The International Myeloma Working Group recommendations for monitoring disease progression or response include quantitation of the involved monoclonal immunoglobulin. They have defined the minimum change criteria of ≧25% with an absolute change of no <5g/L for either minimal response or progression. Limited evidence is available to accurately determine the magnitude of change in a monoclonal protein to reflect a true change in clinical status. Here we determined the analytical and biological variability of monoclonal proteins in stable monoclonal gammopathy of undetermined significance (MGUS) patients.
Analytical variability (CVa) of normal protein fractions and monoclonal proteins were assessed agarose gel-based serum protein electrophoresis. Sixteen clinically stable MGUS patients were identified from our clinical hematology database. Individual biological variability (CVi) was determined and used to calculate a monoclonal protein reference change value (RCV).

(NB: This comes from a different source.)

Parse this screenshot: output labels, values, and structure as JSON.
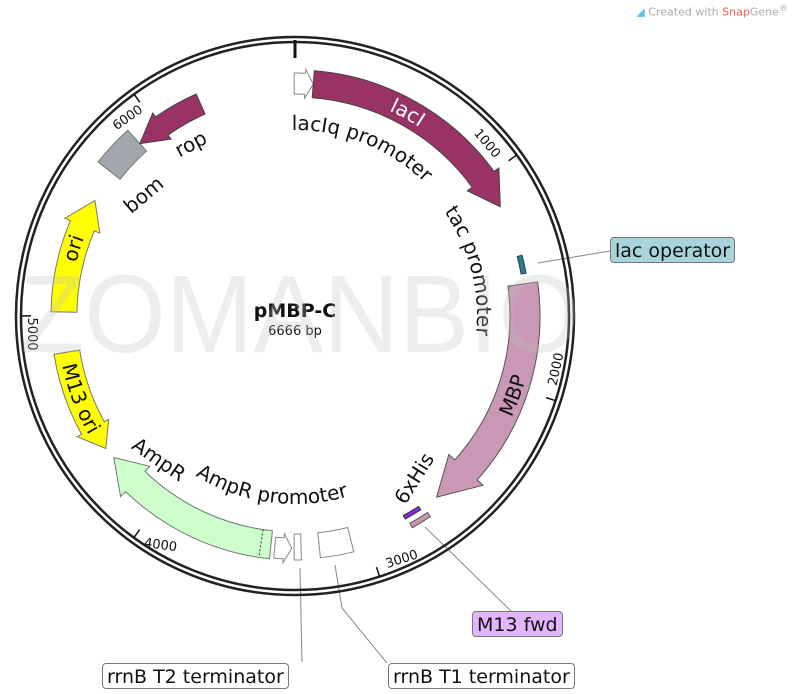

Analytical variability of the normal protein fractions (albumin, alpha-1, alpha-2, beta, total gamma) ranged from 1.3% for albumin to 5.8% for the alpha-1 globulins. CVa of low (5.6g/L) and high (32.2g/L) concentration monoclonal proteins were 3.1% and 22.2%, respectively. Individual CVi of stable patients ranged from 3.5% to 24.5% with a CVi of 12.9%. The reference change value (RCV) at a 95% probability was determined to be 36.7% (low) 39.6% (high) using our CVa and CVi.

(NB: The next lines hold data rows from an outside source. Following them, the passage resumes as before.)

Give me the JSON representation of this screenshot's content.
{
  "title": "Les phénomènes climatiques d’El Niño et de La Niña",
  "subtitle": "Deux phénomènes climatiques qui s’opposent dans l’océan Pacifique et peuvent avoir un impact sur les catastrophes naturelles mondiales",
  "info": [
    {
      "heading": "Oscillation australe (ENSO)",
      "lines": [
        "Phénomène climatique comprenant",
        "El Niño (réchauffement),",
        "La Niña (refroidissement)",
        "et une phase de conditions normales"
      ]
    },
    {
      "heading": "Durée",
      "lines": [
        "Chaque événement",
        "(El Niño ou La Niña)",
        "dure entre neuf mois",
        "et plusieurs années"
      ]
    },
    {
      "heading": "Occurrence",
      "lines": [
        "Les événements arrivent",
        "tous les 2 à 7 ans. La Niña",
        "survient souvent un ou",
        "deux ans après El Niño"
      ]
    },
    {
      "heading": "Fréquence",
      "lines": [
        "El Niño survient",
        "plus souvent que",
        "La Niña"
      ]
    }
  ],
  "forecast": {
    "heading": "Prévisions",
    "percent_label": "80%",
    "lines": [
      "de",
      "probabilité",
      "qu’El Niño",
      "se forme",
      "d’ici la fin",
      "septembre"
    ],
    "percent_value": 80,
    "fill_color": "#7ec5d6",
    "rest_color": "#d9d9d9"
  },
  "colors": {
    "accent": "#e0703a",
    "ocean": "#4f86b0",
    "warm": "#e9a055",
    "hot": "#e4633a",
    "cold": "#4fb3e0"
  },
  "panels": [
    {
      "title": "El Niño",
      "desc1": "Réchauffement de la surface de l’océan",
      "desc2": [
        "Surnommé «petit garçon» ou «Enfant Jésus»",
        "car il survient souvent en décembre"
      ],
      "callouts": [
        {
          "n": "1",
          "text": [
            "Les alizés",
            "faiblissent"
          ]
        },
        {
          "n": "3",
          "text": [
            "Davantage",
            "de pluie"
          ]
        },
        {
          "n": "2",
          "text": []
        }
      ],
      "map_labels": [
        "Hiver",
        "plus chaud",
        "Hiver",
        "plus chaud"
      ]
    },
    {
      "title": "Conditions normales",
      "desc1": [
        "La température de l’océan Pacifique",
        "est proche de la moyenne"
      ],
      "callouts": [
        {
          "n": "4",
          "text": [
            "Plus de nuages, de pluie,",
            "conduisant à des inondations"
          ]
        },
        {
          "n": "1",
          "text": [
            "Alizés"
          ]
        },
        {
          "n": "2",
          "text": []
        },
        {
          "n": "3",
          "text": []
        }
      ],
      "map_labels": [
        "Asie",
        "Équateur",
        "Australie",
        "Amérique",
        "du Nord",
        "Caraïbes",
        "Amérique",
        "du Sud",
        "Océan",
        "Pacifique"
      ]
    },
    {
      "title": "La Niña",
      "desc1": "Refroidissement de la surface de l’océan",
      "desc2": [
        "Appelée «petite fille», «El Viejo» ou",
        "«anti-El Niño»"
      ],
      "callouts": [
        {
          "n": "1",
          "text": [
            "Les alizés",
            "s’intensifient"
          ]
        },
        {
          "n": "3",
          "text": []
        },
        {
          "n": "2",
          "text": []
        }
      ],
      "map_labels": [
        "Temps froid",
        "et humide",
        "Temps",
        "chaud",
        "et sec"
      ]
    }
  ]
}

Serial monitoring of monoclonal protein concentration is important for MGUS and multiple myeloma patients. Accurate criteria for interpreting a change in monoclonal protein concentration are required for appropriate decision making. We used QC results and real-world conditions to assess imprecision of serum protein fractions including low and high monoclonal protein fractions and clinically stable MGUS patients to determine CVi and RCV. The calculated RCVs of 36.7% (low) and 39.6% (high) in this study were greater that reported previously and greater than the established criteria for relapse. Response criteria may be reassessed to increase sensitivity and specificity for detection of response.
国际骨髓瘤工作组关于监测疾病进展或缓解的建议包括对受累单克隆免疫球蛋白进行定量分析。他们定义了最低变化标准,即无论是微小缓解还是疾病进展,变化幅度≥25%,绝对变化不低于5g/L。目前关于准确确定单克隆蛋白变化幅度以反映临床状态真实变化的证据有限。在此,我们测定了意义未明的单克隆丙种球蛋白病(MGUS)稳定患者中单克隆蛋白的分析变异性和生物学变异性。

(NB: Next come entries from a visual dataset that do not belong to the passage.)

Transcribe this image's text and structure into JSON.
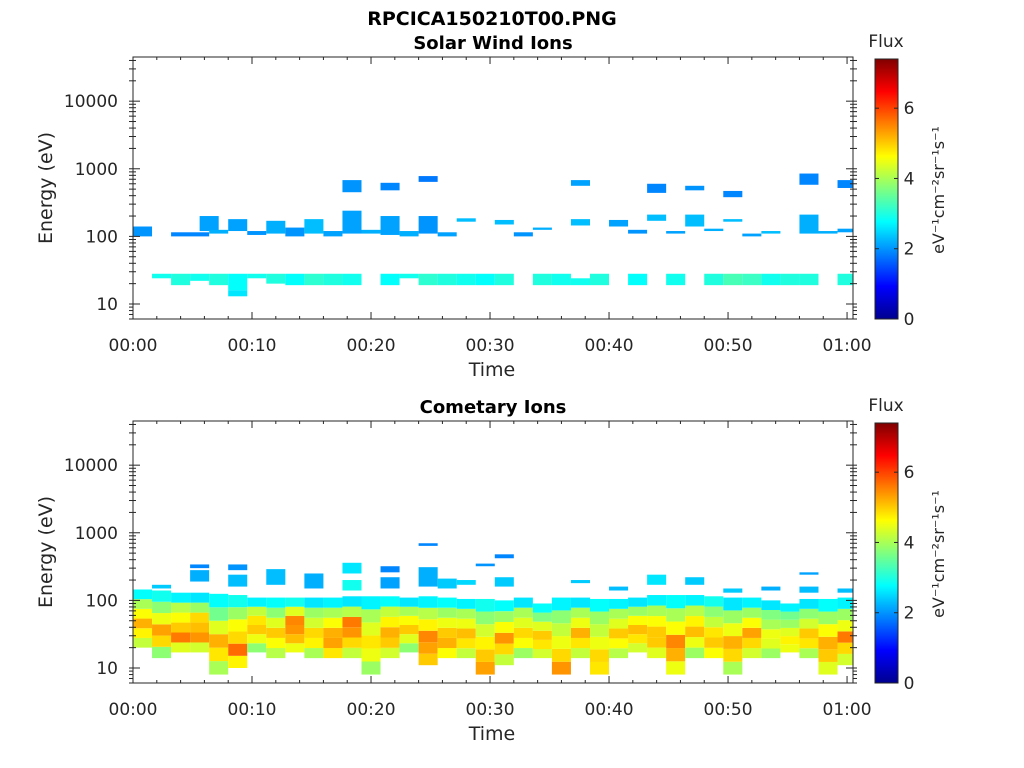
{
  "figure": {
    "title": "RPCICA150210T00.PNG"
  },
  "chart_data": [
    {
      "type": "heatmap",
      "title": "Solar Wind Ions",
      "xlabel": "Time",
      "ylabel": "Energy (eV)",
      "x_tick_labels": [
        "00:00",
        "00:10",
        "00:20",
        "00:30",
        "00:40",
        "00:50",
        "01:00"
      ],
      "y_tick_labels": [
        "10",
        "100",
        "1000",
        "10000"
      ],
      "y_scale": "log",
      "ylim": [
        6,
        45000
      ],
      "xlim_minutes": [
        0,
        60.5
      ],
      "colorbar": {
        "label": "Flux",
        "unit": "eV⁻¹cm⁻²sr⁻¹s⁻¹",
        "ticks": [
          "0",
          "2",
          "4",
          "6"
        ],
        "range": [
          0,
          7.4
        ],
        "colormap": "jet"
      },
      "grid": false,
      "cells": [
        [
          0,
          1.6,
          100,
          140,
          2.0
        ],
        [
          3.2,
          6.4,
          100,
          115,
          1.9
        ],
        [
          5.6,
          7.2,
          120,
          200,
          2.1
        ],
        [
          6.4,
          8,
          110,
          125,
          2.2
        ],
        [
          8,
          9.6,
          120,
          180,
          2.1
        ],
        [
          9.6,
          11.2,
          105,
          120,
          2.0
        ],
        [
          11.2,
          12.8,
          110,
          170,
          2.2
        ],
        [
          12.8,
          14.4,
          100,
          135,
          2.0
        ],
        [
          14.4,
          16,
          110,
          180,
          2.3
        ],
        [
          16,
          17.6,
          100,
          120,
          2.1
        ],
        [
          17.6,
          19.2,
          110,
          240,
          2.1
        ],
        [
          19.2,
          20.8,
          110,
          125,
          2.2
        ],
        [
          20.8,
          22.4,
          105,
          200,
          2.1
        ],
        [
          22.4,
          24,
          100,
          120,
          2.2
        ],
        [
          24,
          25.6,
          110,
          200,
          2.0
        ],
        [
          25.6,
          27.2,
          100,
          115,
          2.1
        ],
        [
          27.2,
          28.8,
          165,
          185,
          2.3
        ],
        [
          30.4,
          32,
          150,
          175,
          2.3
        ],
        [
          32,
          33.6,
          100,
          115,
          2.0
        ],
        [
          33.6,
          35.2,
          125,
          135,
          2.2
        ],
        [
          36.8,
          38.4,
          145,
          180,
          2.3
        ],
        [
          40,
          41.6,
          140,
          175,
          2.1
        ],
        [
          41.6,
          43.2,
          110,
          125,
          2.0
        ],
        [
          43.2,
          44.8,
          170,
          210,
          2.3
        ],
        [
          44.8,
          46.4,
          110,
          120,
          2.1
        ],
        [
          46.4,
          48,
          140,
          210,
          2.3
        ],
        [
          48,
          49.6,
          120,
          130,
          2.2
        ],
        [
          49.6,
          51.2,
          165,
          180,
          2.3
        ],
        [
          51.2,
          52.8,
          100,
          110,
          2.1
        ],
        [
          52.8,
          54.4,
          110,
          120,
          2.3
        ],
        [
          56,
          57.6,
          110,
          210,
          2.2
        ],
        [
          57.6,
          59.2,
          110,
          120,
          2.2
        ],
        [
          59.2,
          60.5,
          115,
          130,
          2.1
        ],
        [
          17.6,
          19.2,
          450,
          680,
          2.0
        ],
        [
          20.8,
          22.4,
          480,
          620,
          1.9
        ],
        [
          24,
          25.6,
          640,
          780,
          1.8
        ],
        [
          36.8,
          38.4,
          560,
          680,
          2.1
        ],
        [
          43.2,
          44.8,
          440,
          600,
          1.9
        ],
        [
          46.4,
          48,
          480,
          560,
          2.0
        ],
        [
          49.6,
          51.2,
          380,
          470,
          1.9
        ],
        [
          56,
          57.6,
          580,
          850,
          1.9
        ],
        [
          59.2,
          60.5,
          520,
          680,
          1.9
        ],
        [
          1.6,
          3.2,
          24,
          28,
          2.9
        ],
        [
          3.2,
          4.8,
          19,
          28,
          3.0
        ],
        [
          4.8,
          6.4,
          22,
          28,
          2.9
        ],
        [
          6.4,
          8,
          19,
          28,
          3.0
        ],
        [
          8,
          9.6,
          16,
          28,
          2.8
        ],
        [
          9.6,
          11.2,
          24,
          28,
          2.9
        ],
        [
          11.2,
          12.8,
          20,
          28,
          3.0
        ],
        [
          12.8,
          14.4,
          19,
          28,
          2.8
        ],
        [
          14.4,
          16,
          19,
          28,
          3.1
        ],
        [
          16,
          17.6,
          19,
          28,
          3.0
        ],
        [
          17.6,
          19.2,
          19,
          28,
          2.9
        ],
        [
          20.8,
          22.4,
          19,
          28,
          2.8
        ],
        [
          22.4,
          24,
          24,
          28,
          2.9
        ],
        [
          24,
          25.6,
          19,
          28,
          3.1
        ],
        [
          25.6,
          27.2,
          19,
          28,
          3.0
        ],
        [
          27.2,
          28.8,
          19,
          28,
          2.9
        ],
        [
          28.8,
          30.4,
          19,
          28,
          2.8
        ],
        [
          30.4,
          32,
          19,
          28,
          3.0
        ],
        [
          33.6,
          35.2,
          19,
          28,
          3.0
        ],
        [
          35.2,
          36.8,
          19,
          28,
          2.9
        ],
        [
          36.8,
          38.4,
          19,
          24,
          2.9
        ],
        [
          38.4,
          40,
          19,
          28,
          3.0
        ],
        [
          41.6,
          43.2,
          19,
          28,
          2.8
        ],
        [
          44.8,
          46.4,
          19,
          28,
          2.9
        ],
        [
          48,
          49.6,
          19,
          28,
          3.0
        ],
        [
          49.6,
          51.2,
          19,
          28,
          3.3
        ],
        [
          51.2,
          52.8,
          19,
          28,
          3.2
        ],
        [
          52.8,
          54.4,
          19,
          28,
          2.9
        ],
        [
          54.4,
          56,
          19,
          28,
          3.0
        ],
        [
          56,
          57.6,
          19,
          28,
          3.0
        ],
        [
          59.2,
          60.5,
          19,
          28,
          3.0
        ],
        [
          8,
          9.6,
          13,
          16,
          2.6
        ]
      ]
    },
    {
      "type": "heatmap",
      "title": "Cometary Ions",
      "xlabel": "Time",
      "ylabel": "Energy (eV)",
      "x_tick_labels": [
        "00:00",
        "00:10",
        "00:20",
        "00:30",
        "00:40",
        "00:50",
        "01:00"
      ],
      "y_tick_labels": [
        "10",
        "100",
        "1000",
        "10000"
      ],
      "y_scale": "log",
      "ylim": [
        6,
        45000
      ],
      "xlim_minutes": [
        0,
        60.5
      ],
      "colorbar": {
        "label": "Flux",
        "unit": "eV⁻¹cm⁻²sr⁻¹s⁻¹",
        "ticks": [
          "0",
          "2",
          "4",
          "6"
        ],
        "range": [
          0,
          7.4
        ],
        "colormap": "jet"
      },
      "grid": false,
      "column_stacks": [
        [
          0,
          1.6,
          20,
          145,
          [
            4.2,
            4.7,
            5.2,
            4.6,
            4.0,
            2.8
          ]
        ],
        [
          1.6,
          3.2,
          14,
          140,
          [
            3.8,
            4.9,
            5.3,
            4.5,
            3.8,
            2.9
          ]
        ],
        [
          3.2,
          4.8,
          17,
          130,
          [
            4.4,
            5.6,
            5.0,
            4.6,
            4.1,
            2.7
          ]
        ],
        [
          4.8,
          6.4,
          17,
          130,
          [
            4.3,
            5.4,
            5.1,
            4.9,
            3.9,
            2.6
          ]
        ],
        [
          6.4,
          8,
          8,
          125,
          [
            4.0,
            4.8,
            5.2,
            4.4,
            3.6,
            2.8
          ]
        ],
        [
          8,
          9.6,
          10,
          120,
          [
            4.7,
            5.7,
            4.9,
            4.6,
            3.9,
            2.9
          ]
        ],
        [
          9.6,
          11.2,
          17,
          110,
          [
            3.8,
            4.5,
            5.0,
            4.8,
            4.2,
            2.7
          ]
        ],
        [
          11.2,
          12.8,
          14,
          110,
          [
            4.1,
            4.6,
            5.0,
            4.4,
            3.8,
            2.8
          ]
        ],
        [
          12.8,
          14.4,
          17,
          110,
          [
            4.5,
            5.1,
            5.4,
            5.5,
            4.4,
            2.9
          ]
        ],
        [
          14.4,
          16,
          14,
          110,
          [
            4.0,
            4.7,
            4.9,
            4.3,
            3.9,
            2.6
          ]
        ],
        [
          16,
          17.6,
          14,
          110,
          [
            4.8,
            5.3,
            5.2,
            4.6,
            4.0,
            2.7
          ]
        ],
        [
          17.6,
          19.2,
          14,
          115,
          [
            4.2,
            4.9,
            5.4,
            5.6,
            4.1,
            2.6
          ]
        ],
        [
          19.2,
          20.8,
          8,
          115,
          [
            3.9,
            4.5,
            4.8,
            4.4,
            4.0,
            2.7
          ]
        ],
        [
          20.8,
          22.4,
          14,
          115,
          [
            4.3,
            5.0,
            5.2,
            4.7,
            4.2,
            2.8
          ]
        ],
        [
          22.4,
          24,
          17,
          110,
          [
            3.8,
            4.4,
            5.0,
            4.6,
            4.0,
            2.6
          ]
        ],
        [
          24,
          25.6,
          11,
          115,
          [
            5.0,
            5.3,
            5.5,
            4.7,
            4.1,
            2.7
          ]
        ],
        [
          25.6,
          27.2,
          14,
          110,
          [
            4.6,
            5.2,
            5.0,
            4.5,
            3.9,
            2.8
          ]
        ],
        [
          27.2,
          28.8,
          14,
          105,
          [
            4.2,
            4.8,
            5.1,
            4.5,
            4.0,
            2.7
          ]
        ],
        [
          28.8,
          30.4,
          8,
          105,
          [
            5.3,
            5.0,
            4.7,
            4.3,
            3.8,
            2.9
          ]
        ],
        [
          30.4,
          32,
          11,
          100,
          [
            4.2,
            4.9,
            5.4,
            4.6,
            3.9,
            2.8
          ]
        ],
        [
          32,
          33.6,
          14,
          110,
          [
            3.9,
            4.6,
            4.9,
            4.4,
            4.0,
            2.6
          ]
        ],
        [
          33.6,
          35.2,
          14,
          90,
          [
            4.3,
            4.8,
            5.0,
            4.4,
            3.7,
            2.8
          ]
        ],
        [
          35.2,
          36.8,
          8,
          110,
          [
            5.4,
            4.9,
            4.5,
            4.2,
            3.8,
            2.7
          ]
        ],
        [
          36.8,
          38.4,
          14,
          110,
          [
            4.2,
            4.8,
            5.2,
            4.5,
            4.0,
            2.6
          ]
        ],
        [
          38.4,
          40,
          8,
          105,
          [
            4.8,
            4.9,
            4.5,
            4.2,
            3.9,
            2.8
          ]
        ],
        [
          40,
          41.6,
          14,
          105,
          [
            4.1,
            4.6,
            5.0,
            4.4,
            4.0,
            2.7
          ]
        ],
        [
          41.6,
          43.2,
          17,
          110,
          [
            4.3,
            4.8,
            5.1,
            4.6,
            3.9,
            2.6
          ]
        ],
        [
          43.2,
          44.8,
          14,
          120,
          [
            4.4,
            5.0,
            5.0,
            4.6,
            4.0,
            2.7
          ]
        ],
        [
          44.8,
          46.4,
          8,
          120,
          [
            4.5,
            5.2,
            5.5,
            4.6,
            4.0,
            2.8
          ]
        ],
        [
          46.4,
          48,
          14,
          120,
          [
            3.9,
            4.5,
            5.1,
            4.7,
            4.1,
            2.7
          ]
        ],
        [
          48,
          49.6,
          14,
          115,
          [
            4.6,
            5.0,
            4.8,
            4.2,
            3.8,
            2.9
          ]
        ],
        [
          49.6,
          51.2,
          8,
          110,
          [
            4.0,
            4.9,
            5.2,
            4.5,
            3.9,
            2.6
          ]
        ],
        [
          51.2,
          52.8,
          14,
          110,
          [
            4.3,
            4.9,
            5.3,
            4.6,
            3.9,
            2.7
          ]
        ],
        [
          52.8,
          54.4,
          14,
          100,
          [
            3.9,
            4.4,
            4.5,
            4.0,
            3.7,
            2.6
          ]
        ],
        [
          54.4,
          56,
          17,
          90,
          [
            4.5,
            4.7,
            4.4,
            3.9,
            3.6,
            2.7
          ]
        ],
        [
          56,
          57.6,
          14,
          105,
          [
            4.0,
            4.8,
            5.0,
            4.3,
            3.8,
            2.6
          ]
        ],
        [
          57.6,
          59.2,
          8,
          105,
          [
            4.4,
            5.0,
            5.2,
            4.6,
            3.9,
            2.8
          ]
        ],
        [
          59.2,
          60.5,
          11,
          110,
          [
            4.3,
            4.9,
            5.6,
            4.5,
            3.9,
            2.7
          ]
        ]
      ],
      "cells": [
        [
          1.6,
          3.2,
          150,
          170,
          2.4
        ],
        [
          4.8,
          6.4,
          190,
          280,
          2.2
        ],
        [
          4.8,
          6.4,
          300,
          340,
          1.9
        ],
        [
          8,
          9.6,
          160,
          240,
          2.3
        ],
        [
          8,
          9.6,
          280,
          340,
          2.0
        ],
        [
          11.2,
          12.8,
          170,
          290,
          2.3
        ],
        [
          14.4,
          16,
          150,
          250,
          2.2
        ],
        [
          17.6,
          19.2,
          140,
          200,
          2.9
        ],
        [
          17.6,
          19.2,
          250,
          360,
          2.6
        ],
        [
          20.8,
          22.4,
          150,
          220,
          2.1
        ],
        [
          20.8,
          22.4,
          260,
          320,
          1.9
        ],
        [
          24,
          25.6,
          160,
          310,
          2.2
        ],
        [
          24,
          25.6,
          640,
          700,
          1.9
        ],
        [
          25.6,
          27.2,
          150,
          210,
          2.4
        ],
        [
          27.2,
          28.8,
          170,
          200,
          2.5
        ],
        [
          28.8,
          30.4,
          320,
          350,
          2.0
        ],
        [
          30.4,
          32,
          160,
          220,
          2.4
        ],
        [
          30.4,
          32,
          420,
          480,
          1.9
        ],
        [
          36.8,
          38.4,
          180,
          200,
          2.4
        ],
        [
          40,
          41.6,
          140,
          160,
          2.3
        ],
        [
          43.2,
          44.8,
          170,
          240,
          2.6
        ],
        [
          46.4,
          48,
          170,
          220,
          2.4
        ],
        [
          49.6,
          51.2,
          130,
          150,
          2.4
        ],
        [
          52.8,
          54.4,
          140,
          160,
          2.2
        ],
        [
          56,
          57.6,
          130,
          160,
          2.3
        ],
        [
          56,
          57.6,
          240,
          260,
          2.1
        ],
        [
          59.2,
          60.5,
          130,
          150,
          2.3
        ]
      ]
    }
  ]
}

采用基于琼脂糖凝胶的血清蛋白电泳评估正常蛋白组分和单克隆蛋白的分析变异性(CVa)。从我们的临床血液学数据库中识别出16例临床稳定的MGUS患者。测定个体生物学变异性(CVi)并用于计算单克隆蛋白参考变化值(RCV)。
正常蛋白组分(白蛋白、α-1、α-2、β、总γ球蛋白)的分析变异性范围为白蛋白的1.3%至α-1球蛋白的5.8%。低浓度(5.6g/L)和高浓度(32.2g/L)单克隆蛋白的CVa分别为3.1%和22.2%。稳定患者的个体CVi范围为3.5%至24.5%,平均CVi为12.9%。使用我们的CVa和CVi,在95%概率下确定的参考变化值(RCV)为低浓度36.7%,高浓度39.6%。
对MGUS和多发性骨髓瘤患者进行单克隆蛋白浓度的连续监测很重要。为了做出恰当决策,需要有准确的标准来解释单克隆蛋白浓度的变化。我们利用质量控制结果和实际情况评估了包括低、高浓度单克隆蛋白组分在内的血清蛋白组分的不精密度,并对临床稳定的MGUS患者进行测定以确定CVi和RCV。本研究计算出的RCV低浓度为36.7%,高浓度为39.6%,高于先前报道的值,也高于既定的复发标准。可能需要重新评估缓解标准,以提高检测缓解的敏感性和特异性。